In our own Deecolonize Academy – a revolutionary indigenous -run/poor people-led, arts – based school at POOR Magazine and Homefulness, we have addicted children who don’t sleep all night because they proudly announce, “ I’m a gamer, yo.” We have a no-technology rule at school, but sometimes they are so tired they can barely get through a school day. We are hoping to break this addiction next semester when we ask them to lead a WeSearch investigation on the radiation, racist and classist stereotypes and military industrial complex lies funneling into their young heads from the devices. Not to mention their current investigations into gentrification and climate change, both side effects of these extremely wealthy tech dealers who ride private buses and never get arrested for their drug pushing into our children’s minds.

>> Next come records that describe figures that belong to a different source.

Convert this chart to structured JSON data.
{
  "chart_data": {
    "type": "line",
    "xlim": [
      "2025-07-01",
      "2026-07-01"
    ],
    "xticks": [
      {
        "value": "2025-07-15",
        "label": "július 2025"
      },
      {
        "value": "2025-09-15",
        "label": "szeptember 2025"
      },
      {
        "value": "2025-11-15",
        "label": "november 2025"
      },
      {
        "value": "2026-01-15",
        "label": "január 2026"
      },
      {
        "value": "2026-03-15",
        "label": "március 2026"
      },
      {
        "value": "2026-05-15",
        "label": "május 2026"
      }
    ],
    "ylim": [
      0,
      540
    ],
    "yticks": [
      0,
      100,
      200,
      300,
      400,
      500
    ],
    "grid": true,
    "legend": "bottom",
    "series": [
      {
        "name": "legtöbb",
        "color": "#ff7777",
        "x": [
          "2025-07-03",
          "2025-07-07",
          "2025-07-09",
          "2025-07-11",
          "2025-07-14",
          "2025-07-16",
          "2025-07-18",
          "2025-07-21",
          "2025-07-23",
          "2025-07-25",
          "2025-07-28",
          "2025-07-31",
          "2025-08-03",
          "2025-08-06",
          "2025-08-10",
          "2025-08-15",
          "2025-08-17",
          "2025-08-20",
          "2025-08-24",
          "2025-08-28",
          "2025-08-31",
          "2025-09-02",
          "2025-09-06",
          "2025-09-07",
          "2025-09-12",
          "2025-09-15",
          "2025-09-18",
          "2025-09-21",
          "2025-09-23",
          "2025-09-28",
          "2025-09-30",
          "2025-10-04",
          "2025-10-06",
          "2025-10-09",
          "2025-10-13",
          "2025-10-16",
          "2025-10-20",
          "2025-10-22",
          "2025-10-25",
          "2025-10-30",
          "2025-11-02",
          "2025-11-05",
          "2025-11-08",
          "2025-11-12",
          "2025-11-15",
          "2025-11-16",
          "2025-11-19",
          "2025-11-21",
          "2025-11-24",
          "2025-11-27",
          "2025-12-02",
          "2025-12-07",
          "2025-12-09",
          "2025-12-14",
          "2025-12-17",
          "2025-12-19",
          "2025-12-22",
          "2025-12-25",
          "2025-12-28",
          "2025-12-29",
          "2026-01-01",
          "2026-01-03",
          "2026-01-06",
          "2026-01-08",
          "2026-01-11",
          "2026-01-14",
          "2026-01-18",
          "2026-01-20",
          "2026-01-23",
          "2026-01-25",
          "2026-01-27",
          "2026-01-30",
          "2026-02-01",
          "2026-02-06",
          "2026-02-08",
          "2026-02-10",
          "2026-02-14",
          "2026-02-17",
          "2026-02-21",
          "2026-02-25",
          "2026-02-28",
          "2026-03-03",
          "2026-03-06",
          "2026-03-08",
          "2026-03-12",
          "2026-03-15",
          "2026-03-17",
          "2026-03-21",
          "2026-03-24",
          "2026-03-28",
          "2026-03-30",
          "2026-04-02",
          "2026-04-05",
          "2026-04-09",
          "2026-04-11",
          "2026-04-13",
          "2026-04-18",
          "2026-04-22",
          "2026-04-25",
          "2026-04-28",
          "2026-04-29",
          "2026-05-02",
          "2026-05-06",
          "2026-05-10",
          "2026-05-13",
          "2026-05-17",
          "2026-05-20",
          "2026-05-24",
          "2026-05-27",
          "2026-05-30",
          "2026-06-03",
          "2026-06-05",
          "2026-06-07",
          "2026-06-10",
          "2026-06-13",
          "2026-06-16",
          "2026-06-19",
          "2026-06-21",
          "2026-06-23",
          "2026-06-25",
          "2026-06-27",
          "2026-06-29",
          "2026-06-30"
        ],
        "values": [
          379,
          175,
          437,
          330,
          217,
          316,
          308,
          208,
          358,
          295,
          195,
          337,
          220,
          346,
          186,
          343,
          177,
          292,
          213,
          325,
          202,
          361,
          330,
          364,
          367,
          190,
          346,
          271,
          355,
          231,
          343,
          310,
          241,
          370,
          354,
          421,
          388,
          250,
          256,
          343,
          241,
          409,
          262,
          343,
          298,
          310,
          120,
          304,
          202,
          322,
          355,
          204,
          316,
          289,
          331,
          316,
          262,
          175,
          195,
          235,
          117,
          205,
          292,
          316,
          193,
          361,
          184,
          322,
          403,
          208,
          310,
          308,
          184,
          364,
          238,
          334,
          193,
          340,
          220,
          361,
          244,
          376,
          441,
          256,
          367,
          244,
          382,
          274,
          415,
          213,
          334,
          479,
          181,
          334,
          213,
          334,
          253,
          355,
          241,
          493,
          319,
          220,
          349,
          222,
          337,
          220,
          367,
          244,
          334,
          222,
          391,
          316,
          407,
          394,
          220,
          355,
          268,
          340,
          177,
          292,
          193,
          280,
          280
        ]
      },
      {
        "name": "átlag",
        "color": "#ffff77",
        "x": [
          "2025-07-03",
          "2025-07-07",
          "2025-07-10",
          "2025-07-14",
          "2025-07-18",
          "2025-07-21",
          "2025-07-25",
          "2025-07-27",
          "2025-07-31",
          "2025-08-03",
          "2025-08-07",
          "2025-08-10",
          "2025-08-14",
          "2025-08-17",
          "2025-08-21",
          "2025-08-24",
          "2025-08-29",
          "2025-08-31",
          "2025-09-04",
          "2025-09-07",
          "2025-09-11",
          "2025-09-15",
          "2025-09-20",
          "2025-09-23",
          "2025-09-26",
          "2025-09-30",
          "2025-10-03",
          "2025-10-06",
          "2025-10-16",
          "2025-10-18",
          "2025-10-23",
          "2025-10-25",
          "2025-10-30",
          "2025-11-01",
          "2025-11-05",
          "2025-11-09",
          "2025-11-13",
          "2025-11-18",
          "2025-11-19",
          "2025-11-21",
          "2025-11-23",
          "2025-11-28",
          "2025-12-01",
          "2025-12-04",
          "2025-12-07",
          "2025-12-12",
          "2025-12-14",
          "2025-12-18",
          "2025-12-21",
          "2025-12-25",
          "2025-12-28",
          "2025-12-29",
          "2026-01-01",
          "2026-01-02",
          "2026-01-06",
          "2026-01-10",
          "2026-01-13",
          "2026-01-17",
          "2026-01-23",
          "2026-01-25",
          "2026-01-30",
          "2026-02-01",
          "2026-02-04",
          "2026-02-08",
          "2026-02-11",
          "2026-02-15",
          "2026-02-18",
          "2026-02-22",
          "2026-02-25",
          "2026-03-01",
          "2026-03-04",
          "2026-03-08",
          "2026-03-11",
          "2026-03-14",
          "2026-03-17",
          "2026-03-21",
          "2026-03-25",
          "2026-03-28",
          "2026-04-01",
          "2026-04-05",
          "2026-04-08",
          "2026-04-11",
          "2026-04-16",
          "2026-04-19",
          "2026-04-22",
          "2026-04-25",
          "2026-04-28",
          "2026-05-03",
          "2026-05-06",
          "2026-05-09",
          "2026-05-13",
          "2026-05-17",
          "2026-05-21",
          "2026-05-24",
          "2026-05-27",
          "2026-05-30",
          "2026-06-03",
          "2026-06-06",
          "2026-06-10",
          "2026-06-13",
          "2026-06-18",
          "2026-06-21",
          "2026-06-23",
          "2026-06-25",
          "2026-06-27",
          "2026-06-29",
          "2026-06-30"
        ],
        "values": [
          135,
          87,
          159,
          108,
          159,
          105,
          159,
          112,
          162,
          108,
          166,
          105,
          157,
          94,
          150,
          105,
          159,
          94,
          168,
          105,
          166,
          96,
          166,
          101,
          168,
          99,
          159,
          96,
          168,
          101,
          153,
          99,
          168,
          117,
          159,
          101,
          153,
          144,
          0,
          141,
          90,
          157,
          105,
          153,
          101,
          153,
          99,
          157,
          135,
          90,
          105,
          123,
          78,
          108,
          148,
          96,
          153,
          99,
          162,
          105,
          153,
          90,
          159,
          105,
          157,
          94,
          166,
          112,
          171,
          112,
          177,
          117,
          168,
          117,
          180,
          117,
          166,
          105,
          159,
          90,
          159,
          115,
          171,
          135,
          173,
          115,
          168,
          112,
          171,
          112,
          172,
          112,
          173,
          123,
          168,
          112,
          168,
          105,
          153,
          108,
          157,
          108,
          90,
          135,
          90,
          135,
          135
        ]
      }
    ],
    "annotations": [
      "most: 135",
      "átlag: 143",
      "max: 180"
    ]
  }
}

So this is my point fellow mamas and uncles and grammas and dads: You aren’t being mean ’cause you make your child read a paper book, or go outside and play with a ball or have them sit in a car and look out the window without something in their head, hand, ear or eyes, endlessly distracting them, exciting them, stimulating them. This is called Life, and its not always that fun, and there are real tangible ways to interact and get along and learn and be in the world that has NOTHNG to do with digital interaction.

You aren’t being mean if you just say no to a phone at 10 or a computer at 12 or an iPad or tablet at 5. It’s not necessary. Your children will live, and guess what: They will thrive and not be in any creeping danger of never spoken of but very real, brain tumors, early cataracts, glaucoma or thyroid cancers caused by phones, pads, wifi signals or computer blue screens. And if they challenge you, “Well you use the phone, ipad and computer,” remember who the parent is and say, “That’s right, I do, and I’m an adult and you are not, and you have no business comparing yourself to me” (followed up by other issues like who pays the bills, rent, food, clothes, etc if you even entertain their “challenge” this long).

Actually, with this “no,” you will be saving your child from the increasing robotization and corporate theft of our bodies, minds, souls and neighborhoods, and your children will be the few among us actually awake and aware enough to help heal this very tortured mama earth, help their lost, evicted and zombified friends and families and as an extra added bonus they will be ready for the real zombie apocalypse when it arrives.

We’re not going to stand for it. Are you?